Sleep that knits up the raveled sleave of care,

The death of each day’s life, sore labor’s bath,

Balm of hurt minds, great nature’s second course,

Chief nourisher in life’s feast. 

[Macbeth 2.2.49-52]

Sleep.

When you really need it, wherever you can get it–a 10 or 20 minute doze in a crowded train or plane, or an extra three or four times of hitting snooze before the day ahead–is absolutely glorious.

Sleep is a common motif in Shakespeare’s plays, especially the tragedies, histories, and of course, A Midsummer Night’s Dream.

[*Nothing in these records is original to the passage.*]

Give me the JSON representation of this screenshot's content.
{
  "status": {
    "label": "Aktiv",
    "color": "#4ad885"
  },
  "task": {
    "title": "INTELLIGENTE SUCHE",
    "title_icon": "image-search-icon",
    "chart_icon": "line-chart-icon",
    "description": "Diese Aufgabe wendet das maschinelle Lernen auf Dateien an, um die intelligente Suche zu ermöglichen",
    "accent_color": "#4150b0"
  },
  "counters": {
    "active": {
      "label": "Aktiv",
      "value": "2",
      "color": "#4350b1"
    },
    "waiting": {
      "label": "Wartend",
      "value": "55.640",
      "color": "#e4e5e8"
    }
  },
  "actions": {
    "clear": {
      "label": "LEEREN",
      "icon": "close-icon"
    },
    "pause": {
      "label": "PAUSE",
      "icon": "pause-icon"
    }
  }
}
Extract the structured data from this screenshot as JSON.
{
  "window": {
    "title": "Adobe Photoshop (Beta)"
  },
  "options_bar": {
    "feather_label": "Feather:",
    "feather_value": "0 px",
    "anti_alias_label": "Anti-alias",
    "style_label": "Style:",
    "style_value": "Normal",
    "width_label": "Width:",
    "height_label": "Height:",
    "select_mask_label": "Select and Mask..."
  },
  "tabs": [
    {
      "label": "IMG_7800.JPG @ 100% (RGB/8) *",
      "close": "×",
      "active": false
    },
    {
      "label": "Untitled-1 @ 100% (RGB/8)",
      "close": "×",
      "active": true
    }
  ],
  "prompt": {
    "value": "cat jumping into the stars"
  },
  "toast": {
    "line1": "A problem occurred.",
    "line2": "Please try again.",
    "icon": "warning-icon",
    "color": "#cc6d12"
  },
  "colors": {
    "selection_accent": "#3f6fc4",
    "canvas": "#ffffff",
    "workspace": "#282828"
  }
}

In the above passage from Macbeth, Shakespeare likens life to a feast, and sleep as the primary comfort and replenisher for our waking hours full of cares, physical expenditures, and emotional pain.

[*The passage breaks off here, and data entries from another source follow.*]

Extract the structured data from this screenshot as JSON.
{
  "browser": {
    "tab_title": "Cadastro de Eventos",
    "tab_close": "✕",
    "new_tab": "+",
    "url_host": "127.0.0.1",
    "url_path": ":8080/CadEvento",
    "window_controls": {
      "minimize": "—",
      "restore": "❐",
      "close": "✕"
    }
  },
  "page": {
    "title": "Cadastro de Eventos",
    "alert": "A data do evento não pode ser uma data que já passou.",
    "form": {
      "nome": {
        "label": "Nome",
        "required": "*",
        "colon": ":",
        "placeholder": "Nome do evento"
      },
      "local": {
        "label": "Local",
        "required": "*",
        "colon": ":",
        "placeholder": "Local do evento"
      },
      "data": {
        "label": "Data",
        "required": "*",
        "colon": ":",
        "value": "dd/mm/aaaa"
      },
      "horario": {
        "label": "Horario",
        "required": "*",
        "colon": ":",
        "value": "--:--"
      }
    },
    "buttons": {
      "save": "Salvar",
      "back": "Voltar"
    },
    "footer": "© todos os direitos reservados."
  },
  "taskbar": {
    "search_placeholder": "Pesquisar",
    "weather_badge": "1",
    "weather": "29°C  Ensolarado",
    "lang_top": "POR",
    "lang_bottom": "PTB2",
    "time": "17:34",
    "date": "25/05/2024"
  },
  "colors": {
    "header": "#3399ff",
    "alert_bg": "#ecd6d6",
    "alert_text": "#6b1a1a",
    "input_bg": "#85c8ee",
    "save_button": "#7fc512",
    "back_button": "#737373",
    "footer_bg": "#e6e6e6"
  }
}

Sometimes we are depressed and just want to disappear into the oblivion of sleep–or media or alcohol–to escape our thoughts and woes. But sometimes, when we’re really lucky, the exhaustion we feel is purely physical. There’s nothing wrong with us. We haven’t lost our zest for life, or even our desire to party. Great travel, vigorous activities we love and are still getting better at, crisp fresh air and stunning new vistas have made our bodies crackle with excitement. And after a week or so of feeling so vitally alive, we are just fricking physically spent.

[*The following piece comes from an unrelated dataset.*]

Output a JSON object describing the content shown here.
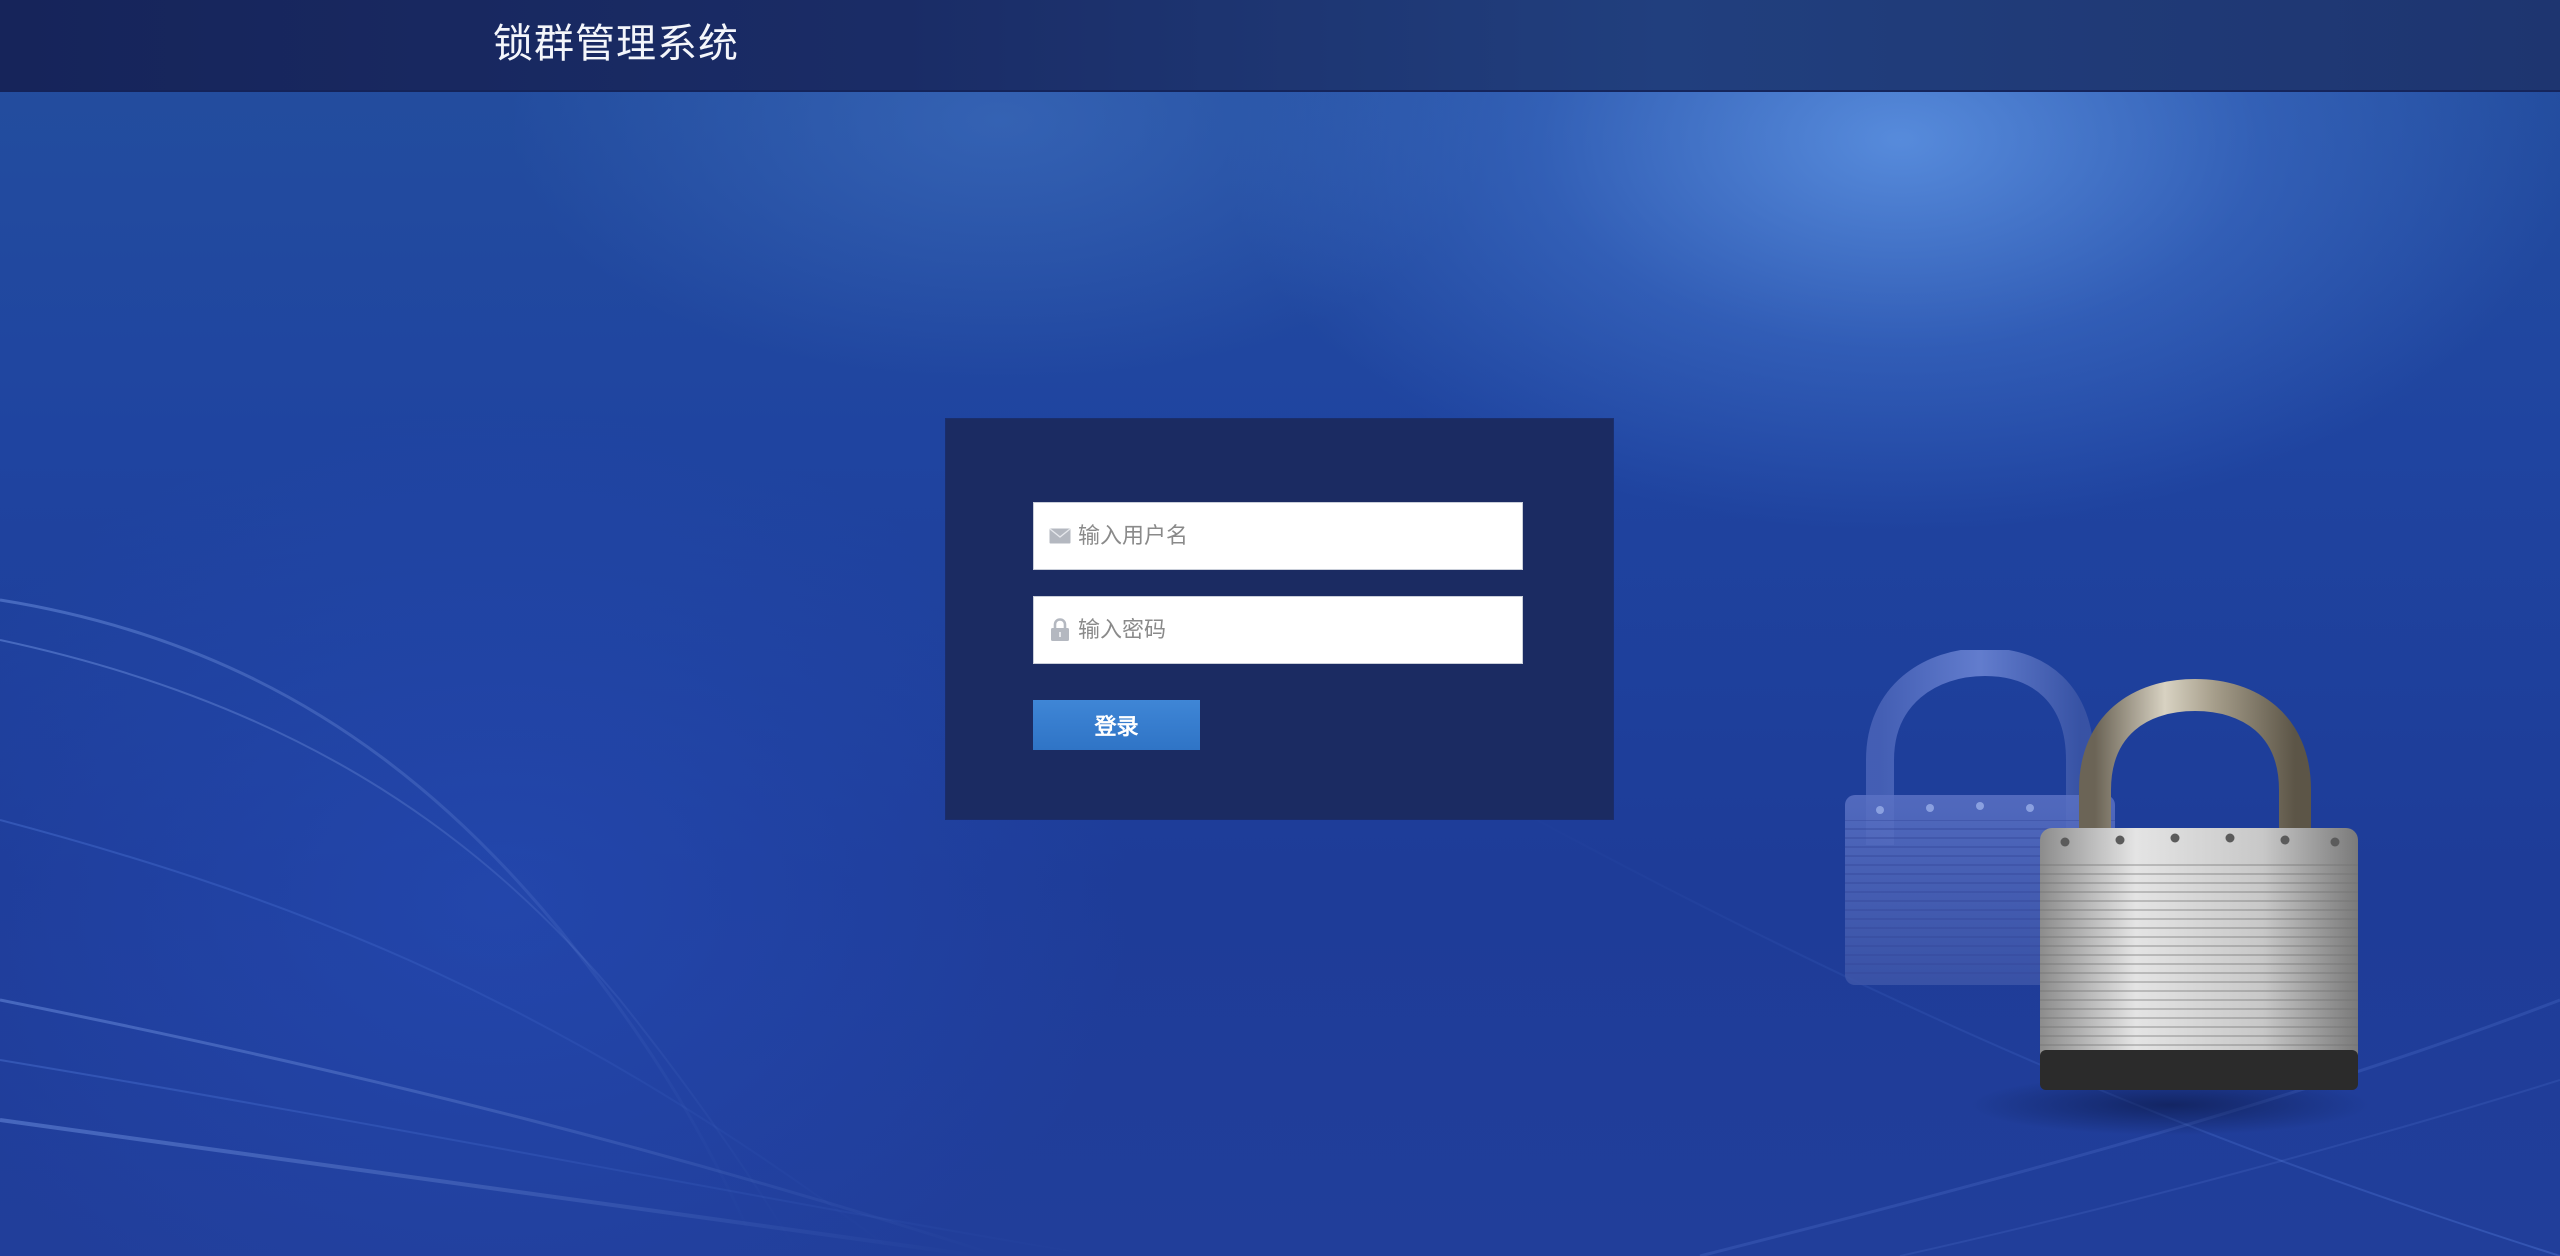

The French say “I’ll sleep when I’m dead,” and especially when I’m in Europe, or on vacation in general, I tend to honor that theory. But at a certain point, no love, or wave, or trail, or bike ride, or shopping spree, or picnic feels more sublimely, viscerally decadent than sinking into cozy cosseted rest. In a good bed with soft, feathery duvets–or even in a $65 a night room with too-stiff clean cotton sheets–the hug of covers, and having my body held up by something other than my own strength, nourishes me to the core.

Sleep.

Whether alone; with someone deeply longed for; alongside a known and tender loved one; or with the comfort of a pet who’s been missing you pressed up into your side;  if you go hard enough for long enough, no meal, or night of revelry, or camaraderie of friends is more luxurious than sleep.